Renee, Tray’s mother and his doctor eventually talked him into trying the wheelchair to keep fighting. One day, Renee received a call from Tray’s social worker who told her that Tray had one wish – to spend a day on the Helena bus with Renee and Caroline.

The two women went to work making his wish a reality, though there were obstacles they had to overcome. First, the county couldn’t approve of Tray riding on the bus since he wasn’t a Shelby County student anymore, and insurance wouldn’t cover him riding a moving bus.

Renee didn’t give up though. Ultimately, they found a loophole. While they weren’t able to have Tray on the bus while it was moving, they were allowed to have him on the bus one last time if it was parked. Next came the task of tracking down the bus since it was not used in the Helena district anymore. The bus had been moved to a route at Oak Mountain, but they were able to get it detailed and cleaned so it would look nice for the special day.

Renee and Caroline picked him up and took him for a ride on Renee’s wheelchair-accessible van, then they took him to see the bus, which was decked out in his honor. There was a giant banner that read “Welcome Back,” and photos of Tray adorned the outside and the inside of the bus.

Upon his arrival, Tray was greeted by his former teachers, bus subs and the school principal. Everyone was smiling with eyes full of tears as they were so happy to see him back at the school and in such good spirits. His old computer teacher even allowed him to play his favorite computer game.

Renee and Caroline even had gifts for Tray related to the bus.

“All the kids who ride my bus, on their last day before they go off from Intermediate to Middle School, I would have them move their name tag to the back wall of the bus, and I would call it ‘The Wall of Fame,’” Renee says with a smile.

All these years later, she still has Tray’s elementary and intermediate name tags, and she put them on the Wall of Fame on that special day. They also gave him a cross arm from the old bus that was signed by Robertson with “Best Bus Ever – Tray Weems.”

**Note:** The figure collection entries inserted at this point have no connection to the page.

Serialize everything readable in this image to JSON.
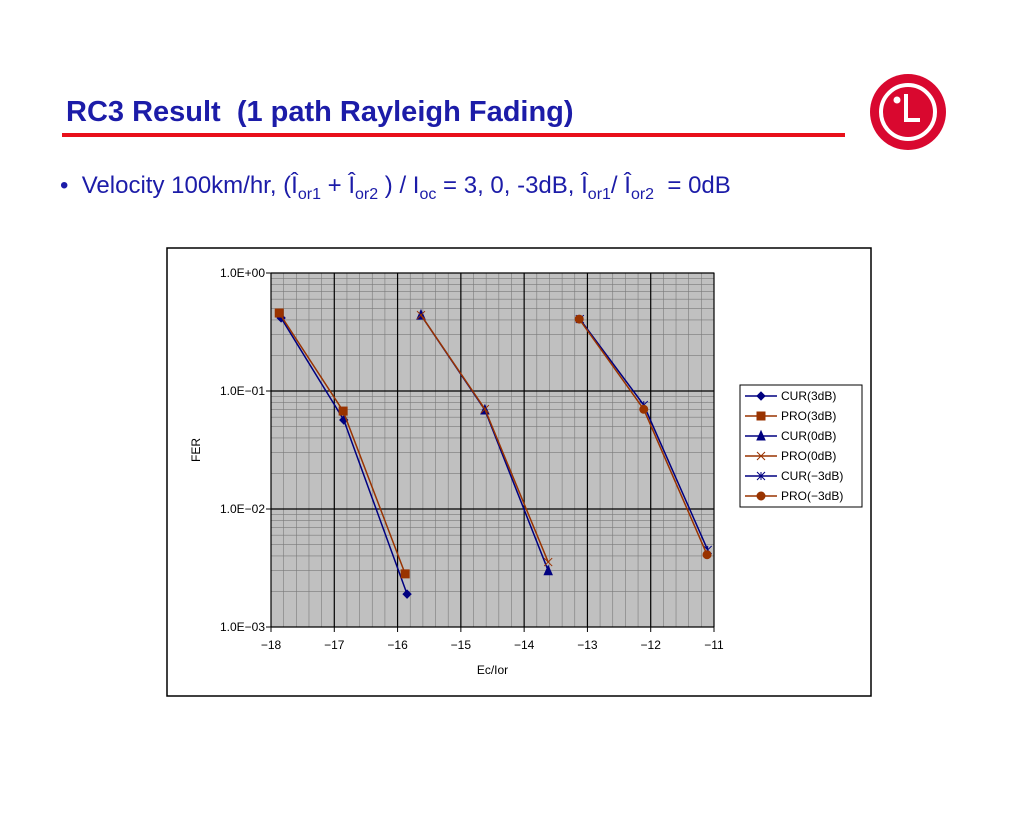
{
  "title": "RC3 Result  (1 path Rayleigh Fading)",
  "bullet": [
    "Velocity 100km/hr, (Î",
    "or1",
    " + Î",
    "or2",
    " ) / I",
    "oc",
    " = 3, 0, -3dB, Î",
    "or1",
    "/ Î",
    "or2",
    "  = 0dB"
  ],
  "chart_data": {
    "type": "line",
    "xlabel": "Ec/Ior",
    "ylabel": "FER",
    "xlim": [
      -18,
      -11
    ],
    "xticks": [
      {
        "value": -18,
        "label": "−18"
      },
      {
        "value": -17,
        "label": "−17"
      },
      {
        "value": -16,
        "label": "−16"
      },
      {
        "value": -15,
        "label": "−15"
      },
      {
        "value": -14,
        "label": "−14"
      },
      {
        "value": -13,
        "label": "−13"
      },
      {
        "value": -12,
        "label": "−12"
      },
      {
        "value": -11,
        "label": "−11"
      }
    ],
    "ylim": [
      0.001,
      1
    ],
    "log_y": true,
    "yticks": [
      {
        "value": 1,
        "label": "1.0E+00"
      },
      {
        "value": 0.1,
        "label": "1.0E−01"
      },
      {
        "value": 0.01,
        "label": "1.0E−02"
      },
      {
        "value": 0.001,
        "label": "1.0E−03"
      }
    ],
    "grid": true,
    "legend": "right",
    "series": [
      {
        "name": "CUR(3dB)",
        "color": "#000080",
        "marker": "diamond",
        "x": [
          -17.84,
          -16.85,
          -15.85
        ],
        "values": [
          0.416,
          0.0568,
          0.0019
        ]
      },
      {
        "name": "PRO(3dB)",
        "color": "#993300",
        "marker": "square",
        "x": [
          -17.87,
          -16.86,
          -15.88
        ],
        "values": [
          0.458,
          0.0676,
          0.00282
        ]
      },
      {
        "name": "CUR(0dB)",
        "color": "#000080",
        "marker": "triangle",
        "x": [
          -15.63,
          -14.62,
          -13.62
        ],
        "values": [
          0.44,
          0.069,
          0.003
        ]
      },
      {
        "name": "PRO(0dB)",
        "color": "#993300",
        "marker": "x",
        "x": [
          -15.63,
          -14.62,
          -13.62
        ],
        "values": [
          0.44,
          0.0703,
          0.00355
        ]
      },
      {
        "name": "CUR(−3dB)",
        "color": "#000080",
        "marker": "star",
        "x": [
          -13.12,
          -12.11,
          -11.1
        ],
        "values": [
          0.407,
          0.076,
          0.0045
        ]
      },
      {
        "name": "PRO(−3dB)",
        "color": "#993300",
        "marker": "circle",
        "x": [
          -13.13,
          -12.11,
          -11.11
        ],
        "values": [
          0.407,
          0.07,
          0.0041
        ]
      }
    ]
  }
}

“We just wanted to come up with things that would make it a fun day for him,” she says. “It went by so fast, but it was such a great day.”

Renee says it meant the world to her that everyone was able to come together to make the day so special for such a remarkable young man.

“It wasn’t just me and Caroline, it was the city of Helena,” she says. “He loved the whole thing, the teachers, the aids, the bus. He loves Helena and he loves the school. He fixated on the bus but we know it’s not about us; It was that feeling of just being loved on by everyone in the school system.”

Tray said that day on the bus was one of the best days of his life. He said it means everything to him to have the love and support of people like Renee and Caroline.

“Our bond can’t be duplicated for real,” he told Renee in a text. “No one I’ve met has come close to the way you guys made me feel. I consider y’all family.”

Tray just celebrated his 18th birthday, and he has a business called Techtray Mobile that sells clothing merchandise. Focusing on his business, his love of busses and his friendship with Renee are all things that keep him positive.

“I like to do things to keep my mind off my situation and that keeps me positive,” he says. “Like, I’ve got a business that I focus on a lot of the time. It helps me stay positive.”

They still love to laugh at the memories made on the bus, everything from Tray directing the bus route to bombarding Caroline with silly string, these are things Tray and Renee both hold dear to their hearts.

“I had no idea that the little things we did would mean so much,” Renee says. “You just don’t realize the impact of the little things you do that they impact someone in such a powerful way.”